Since node nodes are eligible to be reclaimed after the remove method is called, frequent calls to remove nodes will trigger the MIN GC of the JVM.
This type of MEMORY leak caused by JDK bugs can be quite devastating. The first time you feel it is when the app happens OOM.
You may have unthinkingly increased the heap space first, just as your application is about to go live after a week, so it involves restarting the application.
Then there was no OOM for a long time. You just thought maybe the problem was solved.
However, it still continues to happen. It is likely that the application was not online for about half a month before and after holidays, such as the seven days of National Day, and several days before and after, so it did not restart, and the application became slower and slower, and finally led to the second OOM appearance.
At this point, you think it might not be as simple as running out of memory.
Could it be a memory leak?
Then you reboot again. After this reboot, you start to Dump memory from time to time for analysis.
Suddenly, there are so many nodes.
Finally, find the cause of the problem.
It was a BUG in the JDK.
And you’re like Greg, “Oh, my God, shocking. ?
My program that has been running for over 60 hours now uses 233m of heap memory, but my entire heap size is close to 2G.
By showing both the overall size of the heap and the size of the heap already in use, you can see that the distance from memory leaks can be said to be blocked and long:
By my rough calculations, the program will run for about 475 hours, or 19 days before it gets an OOM due to a memory leak.

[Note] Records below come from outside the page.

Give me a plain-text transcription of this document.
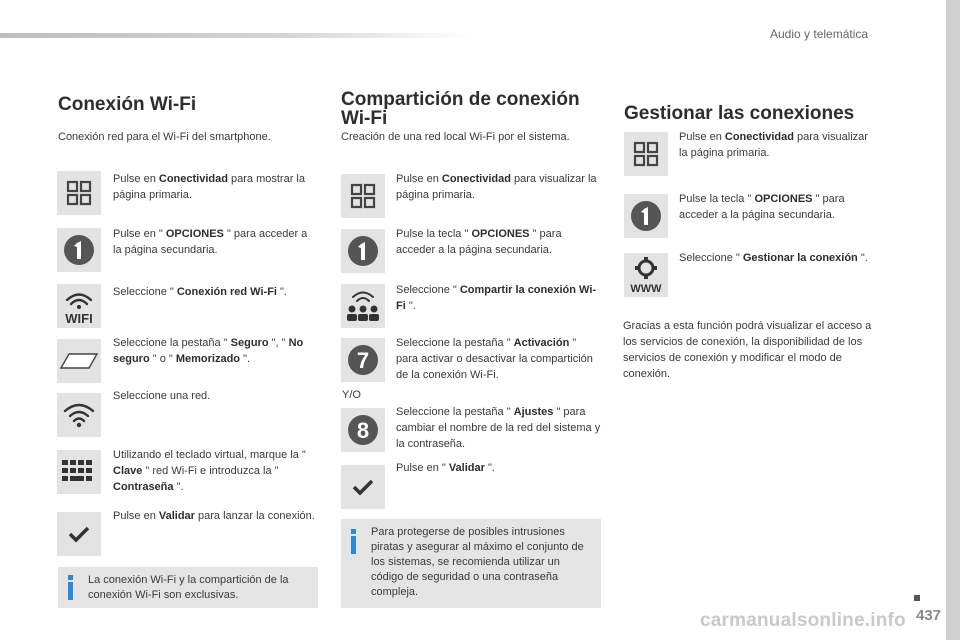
Audio y telemática
Conexión Wi-Fi
Conexión red para el Wi-Fi del smartphone.
Pulse en Conectividad para mostrar la página primaria.
Pulse en " OPCIONES " para acceder a la página secundaria.
WIFI
Seleccione " Conexión red Wi-Fi ".
Seleccione la pestaña " Seguro ", " No seguro " o " Memorizado ".
Seleccione una red.
Utilizando el teclado virtual, marque la " Clave " red Wi-Fi e introduzca la " Contraseña ".
Pulse en Validar para lanzar la conexión.
La conexión Wi-Fi y la compartición de la conexión Wi-Fi son exclusivas.
Compartición de conexión Wi-Fi
Creación de una red local Wi-Fi por el sistema.
Pulse en Conectividad para visualizar la página primaria.
Pulse la tecla " OPCIONES " para acceder a la página secundaria.
Seleccione " Compartir la conexión Wi-Fi ".
7
Seleccione la pestaña " Activación " para activar o desactivar la compartición de la conexión Wi-Fi.
Y/O
8
Seleccione la pestaña " Ajustes " para cambiar el nombre de la red del sistema y la contraseña.
Pulse en " Validar ".
Para protegerse de posibles intrusiones piratas y asegurar al máximo el conjunto de los sistemas, se recomienda utilizar un código de seguridad o una contraseña compleja.
Gestionar las conexiones
Pulse en Conectividad para visualizar la página primaria.
Pulse la tecla " OPCIONES " para acceder a la página secundaria.
WWW
Seleccione " Gestionar la conexión ".
Gracias a esta función podrá visualizar el acceso a los servicios de conexión, la disponibilidad de los servicios de conexión y modificar el modo de conexión.
437
carmanualsonline.info
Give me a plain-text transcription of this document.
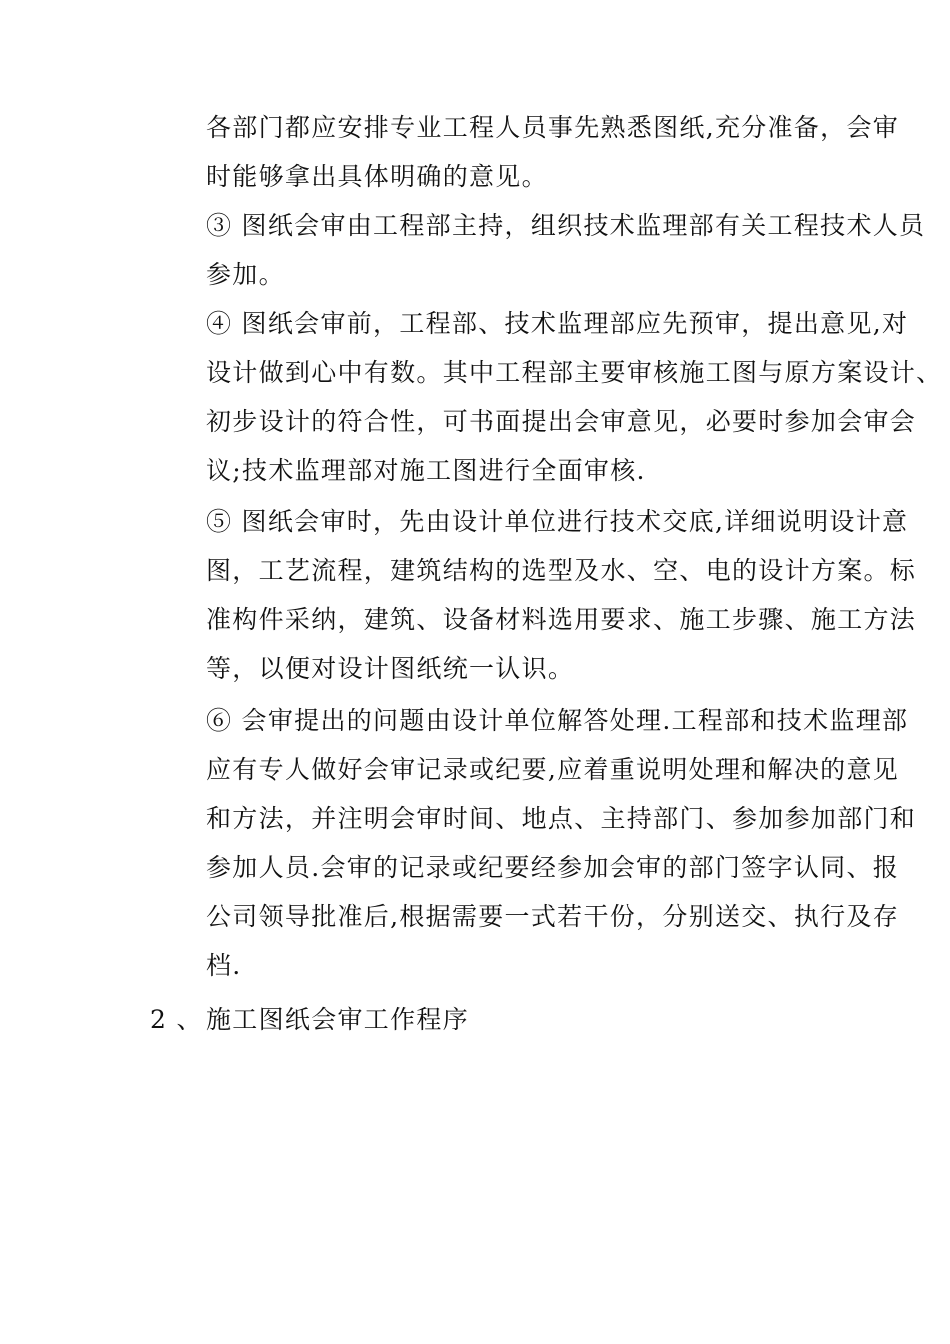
各部门都应安排专业工程人员事先熟悉图纸,充分准备，会审
时能够拿出具体明确的意见。
③ 图纸会审由工程部主持，组织技术监理部有关工程技术人员
参加。
④ 图纸会审前，工程部、技术监理部应先预审，提出意见,对
设计做到心中有数。其中工程部主要审核施工图与原方案设计、
初步设计的符合性，可书面提出会审意见，必要时参加会审会
议;技术监理部对施工图进行全面审核.
⑤ 图纸会审时，先由设计单位进行技术交底,详细说明设计意
图，工艺流程，建筑结构的选型及水、空、电的设计方案。标
准构件采纳，建筑、设备材料选用要求、施工步骤、施工方法
等，以便对设计图纸统一认识。
⑥ 会审提出的问题由设计单位解答处理.工程部和技术监理部
应有专人做好会审记录或纪要,应着重说明处理和解决的意见
和方法，并注明会审时间、地点、主持部门、参加参加部门和
参加人员.会审的记录或纪要经参加会审的部门签字认同、报
公司领导批准后,根据需要一式若干份，分别送交、执行及存
档.
2 、 施工图纸会审工作程序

I’ll run as long as I can, but I don’t know if my computer will hold up when I hear the humming fan.
If it holds, I’ll let you know in a later post.
Well, that’s the end of the graphic tools section.
We’ve just shown them to be a very small function, and when used properly they can often do more with less.
If you are not familiar with their capabilities, you are advised to take a look at understanding the JVM Virtual Machine (version 3), which has a section devoted to these tools.
One last word (for attention)
This is when I wrote an article last night to take, my girlfriend said at a glance I feel like a person staring at the plate, looking at the stock trend chart, this stock is too great force.
If only the stock market as a whole were as simple and straightforward as a memory leak.
As long as the bag is safe before OOM. Unfortunately, some people are in the OOM before the moment to kill, what a sad story.
The two books mentioned in the article are both excellent and worth studying. As a Java programmer, I highly recommend buying these books if you don’t already own them.
You can’t buy to lose, you can’t buy to be deceived, you can only feel it’s too late. You’ll find that so many JVM, multithreaded interview questions come from these two books:
If you find the wrong place, please leave a message to point out, I will modify it.
Thank you for reading, I insist on original, very welcome and thank you for your attention.
I am Why, a literary creator delayed by code. I am not a big shot, but I like sharing. I am a nice man in Sichuan who is warm and interesting.